*By Paul Gabrielsen, senior science writer, University Marketing and Communications*

Think back to March 14, when Facebook was full of pies of all varieties, made in celebration of that famous mathematical symbol – π (pi), or 3.14159265359. . .

That celebration may have been premature. Mark your calendar for June 28.

A former University of Utah math professor is the founder of a movement that has proposed τ (tau), or two times pi, as a simpler, more intuitive way to understand circles, triangles and other principles of geometry. Tau, or 6.2831853071 etc., makes math simpler and less scary, according to Robert Palais, who is now a professor at Utah Valley University, but remains an adjunct professor at the U. Pi, he says, is simply wrong.

The numerical value of pi is not in question, of course. Tau is the ratio of a circle’s circumference to its diameter, and is first known to have been approximated by Archimedes. In the 18th century, mathematician Leonhard Euler popularized the Greek letter π to represent the ratio, defined as “half the circumference of a circle of radius 1.”

Picture a circle. You can measure an amount of rotation around the circle in degrees. A quarter-turn is 90 degrees. Half a turn is 180, and a full turn is 360 degrees. You can also measure the rotation in radians, or fractions of pi. In this system, a full turn around the circle is 2π radians, a half turn is π radians, and so on.

Palais realized pi’s inelegance while administering a math test at the U. The test asked students to calculate sine of π/2, or the height of a point that has ascended a quarter-turn on a circle with radius 1. The answer is 1. But Palais saw students reaching for their calculators nevertheless. “Why is it so hard to see that sine of π/2 is 1?” Palais says, and holds his thumb and forefinger at a 90-degree angle to each other.

“I’m looking at this right angle,” he says, “and I’m thinking there’s something off here. π/2? I see a quarter in my mind. There’s something off when I see a quarter and it’s telling me over 2.”

It’s analogous, he says, to a system where a full turn of a clock’s minute hand yields two hours of 30 minutes rather than one hour of 60 minutes. Fifteen minutes, then, would be half an hour instead of a quarter hour, even though 15 minutes is one quarter of a circular clock face.

In 2001, Palais published his observations in an article titled “π is wrong” in *The Mathematical Intelligencer*. “I know it will be called blasphemy by some,” he begins, “But I believe that π is wrong.” Instead, he proposed using the value of around 6.28, or two times pi, to measure radians and replace pi in other formulas. The ratio of a circle’s circumference to its radius is 6.28, and Palais says that Euler, the mathematician who popularized pi, switched back and forth between values of 6.28 and 3.14 before the latter became the accepted definition. Palais proposed a symbol of a “three-legged π” to represent the new number.

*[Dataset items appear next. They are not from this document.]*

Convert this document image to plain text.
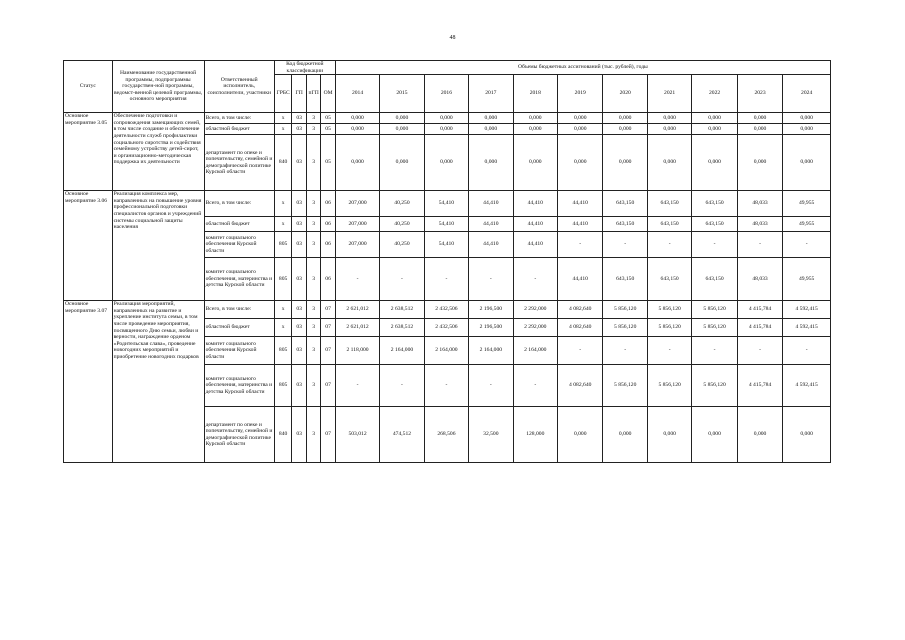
48
Статус	Наименование государственной программы, подпрограммы государствен-ной программы, ведомст-венной целевой программы, основного мероприятия	Ответственный исполнитель, соисполнители, участники	Код бюджетной классификации				Объемы бюджетных ассигнований (тыс. рублей), годы										
			ГРБС	ГП	пГП	ОМ	2014	2015	2016	2017	2018	2019	2020	2021	2022	2023	2024
Основное мероприятие 3.05	Обеспечение подготовки и сопровождения замещающих семей, в том числе создание и обеспечение деятельности служб профилактики социального сиротства и содействия семейному устройству детей-сирот, и организационно-методическая поддержка их деятельности	Всего, в том числе:	x	03	3	05	0,000	0,000	0,000	0,000	0,000	0,000	0,000	0,000	0,000	0,000	0,000
		областной бюджет	x	03	3	05	0,000	0,000	0,000	0,000	0,000	0,000	0,000	0,000	0,000	0,000	0,000
		департамент по опеке и попечительству, семейной и демографической политике Курской области	840	03	3	05	0,000	0,000	0,000	0,000	0,000	0,000	0,000	0,000	0,000	0,000	0,000
Основное мероприятие 3.06	Реализация комплекса мер, направленных на повышение уровня профессиональной подготовки специалистов органов и учреждений системы социальной защиты населения	Всего, в том числе:	x	03	3	06	207,000	40,250	54,410	44,410	44,410	44,410	643,150	643,150	643,150	48,033	49,955
		областной бюджет	x	03	3	06	207,000	40,250	54,410	44,410	44,410	44,410	643,150	643,150	643,150	48,033	49,955
		комитет социального обеспечения Курской области	805	03	3	06	207,000	40,250	54,410	44,410	44,410	-	-	-	-	-	-
		комитет социального обеспечения, материнства и детства Курской области	805	03	3	06	-	-	-	-	-	44,410	643,150	643,150	643,150	48,033	49,955
Основное мероприятие 3.07	Реализация мероприятий, направленных на развитие и укрепление института семьи, в том числе проведение мероприятия, посвященного Дню семьи, любви и верности, награждение орденом «Родительская слава», проведение новогодних мероприятий и приобретение новогодних подарков	Всего, в том числе:	x	03	3	07	2 621,012	2 638,512	2 432,506	2 196,500	2 292,000	4 082,640	5 856,120	5 856,120	5 856,120	4 415,784	4 592,415
		областной бюджет	x	03	3	07	2 621,012	2 638,512	2 432,506	2 196,500	2 292,000	4 082,640	5 856,120	5 856,120	5 856,120	4 415,784	4 592,415
		комитет социального обеспечения Курской области	805	03	3	07	2 118,000	2 164,000	2 164,000	2 164,000	2 164,000	-	-	-	-	-	-
		комитет социального обеспечения, материнства и детства Курской области	805	03	3	07	-	-	-	-	-	4 082,640	5 856,120	5 856,120	5 856,120	4 415,784	4 592,415
		департамент по опеке и попечительству, семейной и демографической политике Курской области	840	03	3	07	503,012	474,512	268,506	32,500	128,000	0,000	0,000	0,000	0,000	0,000	0,000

A few years later Michael Hartl, an entrepreneur with a doctorate in theoretical physics, noticed Palais’ article “in the kind of places math nerds frequent on the internet,” he says. In 2010, to help the concept gain momentum, he wrote a new explanation of the need for 6.28 as a trigonometric constant and gave it a name – the Greek letter τ. In this system, a full turn around a circle is τ radians. One quarter turn, or 90 degrees, is τ/4. No memorization required.

With Hartl’s evangelism, tau took off. He created tau day each June 28 as a counterpart to pi day. To celebrate, Hartl says, “you eat twice as much pie. There are no desserts called τ.”

Today, you can type “tau=” into Google and see the answer pop up. A video on the subject by “recreational mathemusician” Vi Hart has been viewed 2.5 million times. Massachusetts Institute of Technology, which announces admissions decisions on pi day, now announces them at tau time (6:28 p.m.). Palais has heard that somewhere in the U.K. there is a car sporting a tau-themed license plate.

“It’s already achieved more than I expected,” says Hartl, who will celebrate this year’s tau day with a visit to Google’s Venice, California, offices. “I wanted it to be something that computer and math literate people were likely to know about. It did work as a social hack.”

Cultural impact aside, however, tau has gained traction as a pedagogical tool. An MIT undergraduate wrote to Hartl telling how he taught his 15-year-old sister trigonometry with tau. “Just as I was drawing the fractional segments of a circle labeled with τ, τ/2, τ/3, etc., her eyes lit up — she *grokked* it,” the undergraduate wrote, in what Hartl has posted as a “τ-stimonial.” Further, mathematics instructor Phil Smith at American River College in California has written a textbook for teaching trigonometry with tau and shared his experiences for other math teachers to help them acclimate to the new number.

Palais says the whole movement is about simplicity and elegance in mathematics. “We’re throwing people off the track with this pi thing,” he says, and adds that some of the conventions of math may contribute to students feeling like math is an impenetrably difficult game. “We don’t know who we’ve lost.”